Flubot has been targeting Android for quite some time now. However, recently, researchers spotted yet another malware that goes by the name of Teabot.
With two highly dangerous malware campaigns, Android users seem to be outnumbered, considering each one of these bots attacks in a different way.
Flubot and Teabot make the perfect combination for a cyberattack and we’re here to shed more light on the matter. Make sure you give this article a good read and learn all about the new phishing tactic.
The Tea to the Flu: The Ultimate Malware Tag-Team
Flubot has been around targeting Android users for a while now. In fact, not long ago, the malware was impersonating a Flash Player upgrade.
Using typical smishing lures or laced apps against Android users, such malware can easily infiltrate the device, harvest any data it’s designed to collect, and commit all sorts of malicious acts.
Now, two campaigns are designed specifically for Android devices, involving the notorious Flubot and another that goes by the name of Teabot.
Apparently, both malware campaigns are concentrating on users in Australia, Germany, Poland, Spain, and Romania. While the destination is pretty common, Teabot and Flubot infect Android devices in a different matter.
Flubot uses phishing SMS messages, including courier messages, “Is this you in this video?” coaxes, browser updates, voicemail notifications, or application updates.
Back in December 2021, Bitdefender Labs intercepted a Flubot campaign with over 100,000 malicious SMS, showcasing the massive volume of its distribution.
Why does it have that much impact? Well, once the malware infects a device, it uses the victim’s contact list to send other SMS lures. And since a contact list reflects trust between contacts, better distribution is guaranteed.
Round 2: Teabot
Teabot, on the other hand, operates using none other than the official Google Play Store. It infiltrated unsuspecting victims’ devices via trojanized apps on Google Play. We’ve listed some of the apps below:
- Smart Cleaner – 1,000 downloads
- Weather Cast – 10,000 downloads
- QR Scanner APK – 10,000 downloads
- QR Code Scan – 10,000 downloads
- Weather Daily – 10,000 downloads
- QR Code Reader – Scanner App – 100,000 downloads
The applications above featured no malicious functionality, which helped fool Google Play Store’s review process and reach a wider number of Android users.
As we mentioned, the campaigns are targeting specific countries. When the victim downloads and executes any of these apps, they start a background service that examines the country code.
If the user is residing in countries such as Ukraine, Uzbekistan, Uruguay, or the United States, everything stops immediately.
Finally, with the select victims, the app gets an APK from a GitHub repository, containing the TeaBot variant.
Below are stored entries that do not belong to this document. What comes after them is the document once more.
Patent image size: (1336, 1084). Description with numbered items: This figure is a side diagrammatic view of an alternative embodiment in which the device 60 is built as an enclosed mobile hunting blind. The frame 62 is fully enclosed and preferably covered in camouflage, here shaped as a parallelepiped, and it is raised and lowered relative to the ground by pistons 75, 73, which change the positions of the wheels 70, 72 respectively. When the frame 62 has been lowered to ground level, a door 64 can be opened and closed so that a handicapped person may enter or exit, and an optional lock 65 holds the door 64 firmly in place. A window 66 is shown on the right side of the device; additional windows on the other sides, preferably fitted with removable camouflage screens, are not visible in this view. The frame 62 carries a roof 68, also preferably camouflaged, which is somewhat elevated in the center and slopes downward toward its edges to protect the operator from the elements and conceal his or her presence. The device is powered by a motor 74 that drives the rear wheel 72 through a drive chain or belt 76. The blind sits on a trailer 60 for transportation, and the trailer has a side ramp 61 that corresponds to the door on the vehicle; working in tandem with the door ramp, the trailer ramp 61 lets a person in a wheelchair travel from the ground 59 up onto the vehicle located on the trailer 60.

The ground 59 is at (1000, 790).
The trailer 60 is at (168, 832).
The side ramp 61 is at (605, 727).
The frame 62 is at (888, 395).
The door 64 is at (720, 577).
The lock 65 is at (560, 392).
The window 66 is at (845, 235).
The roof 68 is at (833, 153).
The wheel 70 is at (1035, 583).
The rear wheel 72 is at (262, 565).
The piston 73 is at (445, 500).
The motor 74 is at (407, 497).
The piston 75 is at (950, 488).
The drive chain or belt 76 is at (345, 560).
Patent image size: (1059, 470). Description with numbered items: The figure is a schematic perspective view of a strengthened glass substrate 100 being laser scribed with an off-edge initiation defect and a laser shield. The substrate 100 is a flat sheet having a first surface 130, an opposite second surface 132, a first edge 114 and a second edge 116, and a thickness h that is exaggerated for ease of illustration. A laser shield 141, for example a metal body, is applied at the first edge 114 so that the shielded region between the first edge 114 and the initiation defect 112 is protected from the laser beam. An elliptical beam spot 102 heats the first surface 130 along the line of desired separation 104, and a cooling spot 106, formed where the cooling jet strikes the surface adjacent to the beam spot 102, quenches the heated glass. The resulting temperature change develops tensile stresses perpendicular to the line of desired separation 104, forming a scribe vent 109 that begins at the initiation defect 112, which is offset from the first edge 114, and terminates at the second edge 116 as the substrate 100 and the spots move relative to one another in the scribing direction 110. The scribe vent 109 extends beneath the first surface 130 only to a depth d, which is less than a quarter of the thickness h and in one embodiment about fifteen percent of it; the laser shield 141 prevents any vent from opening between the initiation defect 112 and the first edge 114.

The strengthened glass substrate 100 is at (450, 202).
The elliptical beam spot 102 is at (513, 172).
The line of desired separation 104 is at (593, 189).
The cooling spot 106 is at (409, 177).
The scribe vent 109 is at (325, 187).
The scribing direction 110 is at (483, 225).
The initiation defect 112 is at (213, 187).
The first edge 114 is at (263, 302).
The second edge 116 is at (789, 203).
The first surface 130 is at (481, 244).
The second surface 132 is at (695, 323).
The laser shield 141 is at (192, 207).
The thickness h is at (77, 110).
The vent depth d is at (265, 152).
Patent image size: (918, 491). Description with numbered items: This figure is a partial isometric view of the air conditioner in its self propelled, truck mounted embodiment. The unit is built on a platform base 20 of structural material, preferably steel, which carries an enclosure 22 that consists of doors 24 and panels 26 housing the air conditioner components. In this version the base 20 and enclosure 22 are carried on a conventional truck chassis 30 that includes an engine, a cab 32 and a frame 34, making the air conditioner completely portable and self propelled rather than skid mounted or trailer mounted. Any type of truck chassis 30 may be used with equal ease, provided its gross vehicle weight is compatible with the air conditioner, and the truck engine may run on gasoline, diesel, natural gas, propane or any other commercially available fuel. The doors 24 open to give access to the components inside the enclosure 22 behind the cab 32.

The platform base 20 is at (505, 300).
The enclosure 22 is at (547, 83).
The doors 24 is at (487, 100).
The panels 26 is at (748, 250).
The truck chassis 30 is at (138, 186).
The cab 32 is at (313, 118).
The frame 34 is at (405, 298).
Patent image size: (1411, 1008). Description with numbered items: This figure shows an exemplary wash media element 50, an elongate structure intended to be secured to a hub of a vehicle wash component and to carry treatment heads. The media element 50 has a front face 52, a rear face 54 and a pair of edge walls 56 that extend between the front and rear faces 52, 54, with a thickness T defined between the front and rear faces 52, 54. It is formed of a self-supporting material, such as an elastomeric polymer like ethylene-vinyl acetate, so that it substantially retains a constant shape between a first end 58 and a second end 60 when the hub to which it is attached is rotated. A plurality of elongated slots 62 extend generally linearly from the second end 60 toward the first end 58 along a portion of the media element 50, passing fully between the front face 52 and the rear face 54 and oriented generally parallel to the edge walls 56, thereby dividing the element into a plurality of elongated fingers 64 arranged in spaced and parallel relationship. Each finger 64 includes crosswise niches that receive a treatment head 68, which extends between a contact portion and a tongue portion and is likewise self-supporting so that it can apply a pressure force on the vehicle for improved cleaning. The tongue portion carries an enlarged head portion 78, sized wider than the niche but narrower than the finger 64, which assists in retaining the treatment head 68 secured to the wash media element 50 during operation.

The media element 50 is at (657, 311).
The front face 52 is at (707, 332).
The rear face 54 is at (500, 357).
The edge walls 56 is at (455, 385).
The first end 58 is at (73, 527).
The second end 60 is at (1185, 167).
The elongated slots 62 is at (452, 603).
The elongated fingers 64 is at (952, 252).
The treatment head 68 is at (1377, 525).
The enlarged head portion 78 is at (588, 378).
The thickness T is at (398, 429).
Not to mention that it asks the user to allow third-party sources to install packages.
According to BitDefender, around 17 different versions of TeaBot have been infecting Android devices through the listed apps. And just like many other trojans, Teabot solidifies the following statement: Even if you’re installing applications from Google Play Store, you’re not always safe.
Flubot and Teabot – Malware Everywhere
Whatever your source is, we always advise you remain vigilant with your installations. Make sure that you go through everything there is to check including ratings, user reviews, and if possible, some expert reviews.
Other than that, always check what permissions the app is asking for. And if the app is already downloaded, monitor your data usage and device battery very carefully.
Finally, make sure you have a reputable anti-virus tool on your device. That way, if there’s anything lurking around, you would know and get rid of it before it’s too late.